The book is divided into 3 sections. One on cards, one on coins, and one on other objects. In between each trick taught is a little story that involves a personal experience with magic or other magicians. These alone are worth the price of the book.

The first section of the book (Kort Cards) about cards is great overall. He teaches 20 some tricks and sleights. They use for the most part un gimmicked cards with either minimal or little set-up. He has a section of the chapter devoted to his favorite card plot, the odd backed card plot. My favorite card trick is probably Security Express that uses the classic sandwich plot and is a magician favorite. You take the four aces and sandwich them between the two black jacks and they vanish to only reappear between the two red jacks and you are left completely clean with no extra or gimmicked cards.

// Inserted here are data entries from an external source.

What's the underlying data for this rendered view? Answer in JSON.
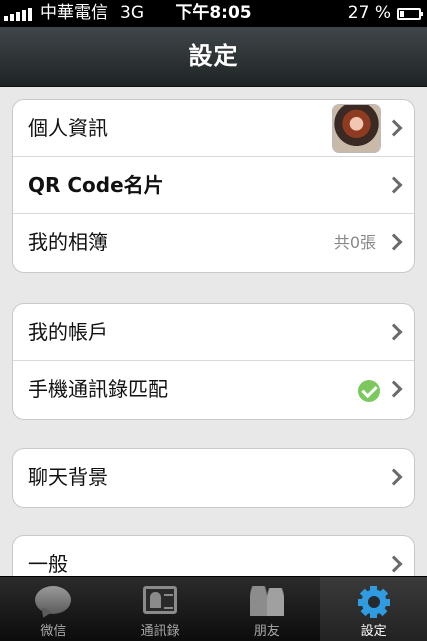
{
  "status_bar": {
    "carrier": "中華電信",
    "network": "3G",
    "time": "下午8:05",
    "battery_percent_text": "27 %",
    "battery_level": 0.27
  },
  "nav": {
    "title": "設定"
  },
  "groups": [
    {
      "rows": [
        {
          "label": "個人資訊",
          "accessory": "avatar"
        },
        {
          "label": "QR Code名片",
          "accessory": "chevron"
        },
        {
          "label": "我的相簿",
          "detail": "共0張",
          "accessory": "chevron"
        }
      ]
    },
    {
      "rows": [
        {
          "label": "我的帳戶",
          "accessory": "chevron"
        },
        {
          "label": "手機通訊錄匹配",
          "accessory": "check"
        }
      ]
    },
    {
      "rows": [
        {
          "label": "聊天背景",
          "accessory": "chevron"
        }
      ]
    },
    {
      "rows": [
        {
          "label": "一般",
          "accessory": "chevron"
        }
      ]
    }
  ],
  "tabs": [
    {
      "label": "微信",
      "icon": "chat-icon",
      "active": false
    },
    {
      "label": "通訊錄",
      "icon": "contacts-icon",
      "active": false
    },
    {
      "label": "朋友",
      "icon": "friends-icon",
      "active": false
    },
    {
      "label": "設定",
      "icon": "gear-icon",
      "active": true
    }
  ],
  "colors": {
    "active_tab_icon": "#2f9be0",
    "check_green": "#7cc85e"
  }
}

The next chapter is Kort's Coins which obviously focuses on coin tricks. Their are a nice 16 coin tricks. However I do have an issue with this chapter. At the end their is a whole section on Okito box routines. One Okito box routine in particular uses four different Okito boxes which some aren't even on the market. So unless you have these special boxes you can't perform them. It isn't a "problem" but something to consider. With that in mind he teaches a very visual Okito box routine that doesn't even use a box of any sort, I know different, where they pass through your hand. He teaches a really neat and fooling vanish with a handkerchief and different applications of the vanish.

The third chapter is on tricks using different objects such as dice and razor blades. The first seven tricks are dice tricks that utilize a switch he invented. Which is very clever. This chapter was probably my least favorite because of the fact that a big portion of it they don't even recommend because it is manipulation with razor blades. With that being said there are many other gems in this chapter.

Overall it is a good book, well written and clear instructions. Stephen Minch did a good job honoring one of magics lost greats. It has a lot of funny and nice stories in it. I think it deserves a rightly earned 4 stars.